Observa lo que Dios dice de los líderes de la sociedad; compara sus conductas y actitudes con los líderes de tu comunidad.

El profeta escribe una canción, un lamento, donde critica el liderazgo de su pueblo. Los líderes según el corazón de Dios no están para ser elevados al punto de superioridad. Por el contrario, la marca de todo líder es la de un siervo, que busca el bien de su pueblo aún a costa del bien personal. El modelo es Jesucristo (Juan 13.12-17). Así deben ser los padres como líderes del hogar, los pastores como líderes de la iglesia y los políticos como líderes del país; todos ellos están para servir y no ser servidos.

Dentro del lamento hay dos parábolas que describen aspectos detestables en el liderazgo y podrían ayudarnos a evaluar a los líderes de nuestra comunidad.

Abuso del poder.
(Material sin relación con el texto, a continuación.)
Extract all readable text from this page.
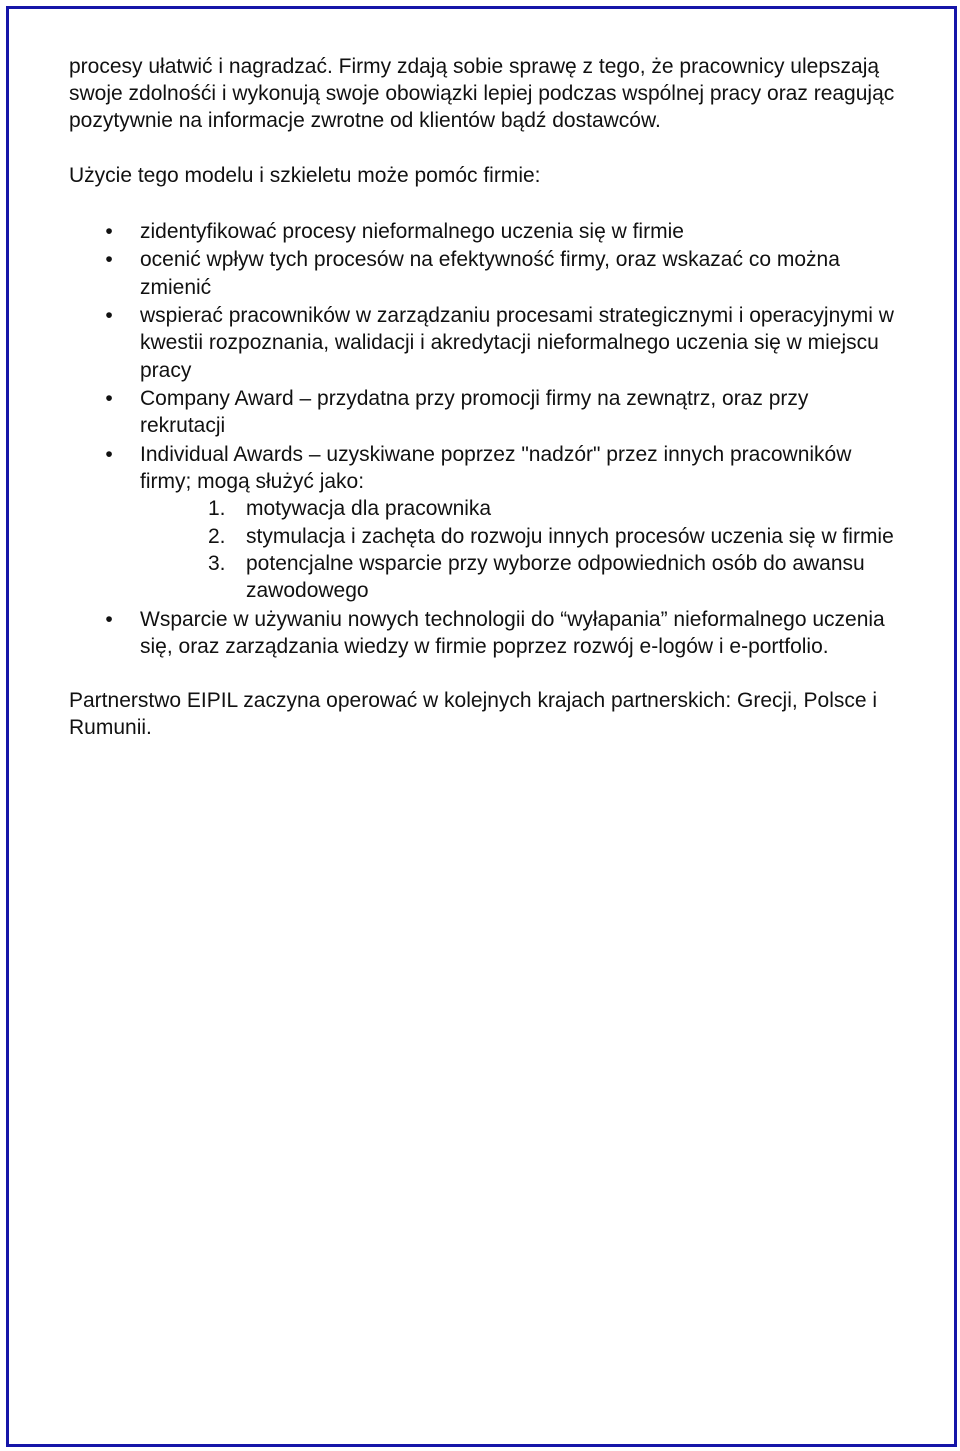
procesy ułatwić i nagradzać. Firmy zdają sobie sprawę z tego, że pracownicy ulepszają swoje zdolnośći i wykonują swoje obowiązki lepiej podczas wspólnej pracy oraz reagując pozytywnie na informacje zwrotne od klientów bądź dostawców.

Użycie tego modelu i szkieletu może pomóc firmie:

• zidentyfikować procesy nieformalnego uczenia się w firmie
• ocenić wpływ tych procesów na efektywność firmy, oraz wskazać co można zmienić
• wspierać pracowników w zarządzaniu procesami strategicznymi i operacyjnymi w kwestii rozpoznania, walidacji i akredytacji nieformalnego uczenia się w miejscu pracy
• Company Award – przydatna przy promocji firmy na zewnątrz, oraz przy rekrutacji
• Individual Awards – uzyskiwane poprzez "nadzór" przez innych pracowników firmy; mogą służyć jako:
1. motywacja dla pracownika
2. stymulacja i zachęta do rozwoju innych procesów uczenia się w firmie
3. potencjalne wsparcie przy wyborze odpowiednich osób do awansu zawodowego
• Wsparcie w używaniu nowych technologii do “wyłapania” nieformalnego uczenia się, oraz zarządzania wiedzy w firmie poprzez rozwój e-logów i e-portfolio.

Partnerstwo EIPIL zaczyna operować w kolejnych krajach partnerskich: Grecji, Polsce i Rumunii.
Toda sociedad produce sus líderes. Siempre que haya un grupo humano, se generará un líder. Dios creó al ser humano de esta manera. No es malo ejercer el liderazgo, pero es pecaminoso abusar de esa posición. Tener una posición de liderazgo no autoriza el abuso de otros (3, 6) y es el líder el responsable principal de discernir la manifestación del abuso del poder.

Arrogancia. La arrogancia hace que la persona se crea autosuficiente y superior a otros. El arrogante no reconoce que su vida y fortaleza depende de factores externos, tal como la vid depende del agua. Los arrogantes se creen poderosos y sin necesidad de Dios, confían en sus propios sistemas de poder y quedan atrapados en ellos; en lugar de reconocer sus errores, hacen responsables a otros.

Ezequiel es claro al señalar que la caída de un líder o de un grupo, generalmente es producto de sus propios errores (4, 8, 13, 14).

Aplica
¿De qué manera se manifiesta el abuso del poder y la arrogancia en los líderes de tu comunidad? Aún cuando tienes autoridad para evaluar a otros, comienza evaluando tu propio liderazgo.

Ora
Dame Señor la sensibilidad para reconocer las virtudes y falencias de mi liderazgo. Dame la humildad de reconocer lo que debo cambiar.